I was the new girl in town, and suddenly, the two hottest guys in the school were both showing me way too much attention.

Because I was drop dead gorgeous? Um, no.

Because they were freaking werewolves, and they wanted something from me.

I caught the slight flare of Rafe’s eyes and realized I’d hit close to the truth.

“I know about this town,” I told him. Part of me wanted to run inside and slam the door, but a much bigger part wanted to race down the porch steps and shake the truth from him. I managed not to move at all. “Granny Helen told me. Witches started this place, huh? And let me guess—your family, Brent’s family—they would have been the hunters who followed the witches here.”

He nodded.

Progress. “So what do you think? Because some ancient ancestor of mine thought she was a witch, I can—”

“She didn’t
think
she was a witch. She was.” Flat. “And because of your mistake today, the others will know you’re just like her.”

My brows shot up. “My mistake?”

He took one stalking step toward me. Then another.
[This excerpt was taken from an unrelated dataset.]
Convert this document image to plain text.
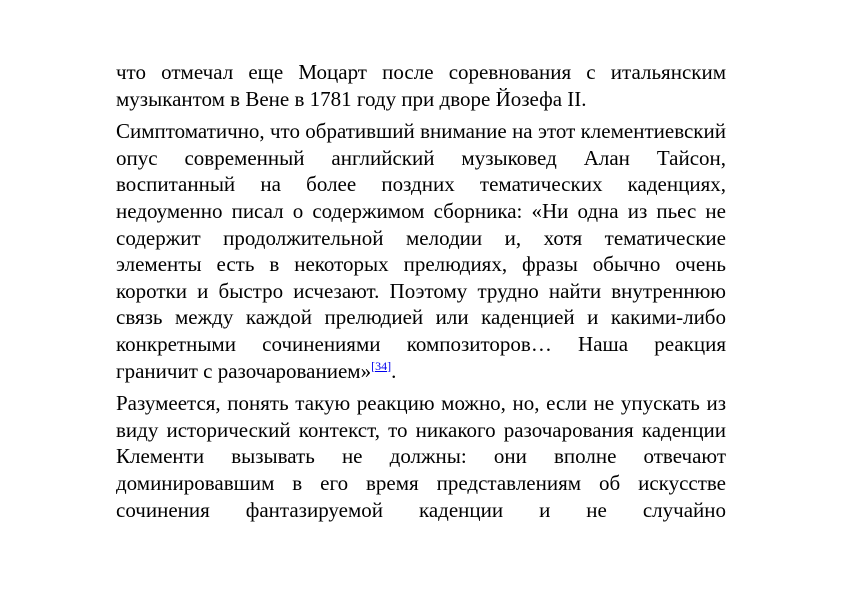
что отмечал еще Моцарт после соревнования с итальянским музыкантом в Вене в 1781 году при дворе Йозефа II.

Симптоматично, что обративший внимание на этот клементиевский опус современный английский музыковед Алан Тайсон, воспитанный на более поздних тематических каденциях, недоуменно писал о содержимом сборника: «Ни одна из пьес не содержит продолжительной мелодии и, хотя тематические элементы есть в некоторых прелюдиях, фразы обычно очень коротки и быстро исчезают. Поэтому трудно найти внутреннюю связь между каждой прелюдией или каденцией и какими-либо конкретными сочинениями композиторов… Наша реакция граничит с разочарованием»[34].

Разумеется, понять такую реакцию можно, но, если не упускать из виду исторический контекст, то никакого разочарования каденции Клементи вызывать не должны: они вполне отвечают доминировавшим в его время представлениям об искусстве сочинения фантазируемой каденции и не случайно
I held my ground and my mace. “You really think Valerie took your necklace?”

I blinked at him. “It was in her locker.”

“Um.” A non-committal growl, then, “And how’d you know that?”

I stared back at him.

Anger flashed across his face. “You were ready to tell Brent everything, but you can’t trust me at all, can you?”

Before I could answer, he expelled a hard breath. “I don’t need you to tell me. I already know your secrets, Anna. You’re just like she was. Can’t get lost, can you? Not in the woods the first night we met, not even after the wreck when you were weak and bleeding.”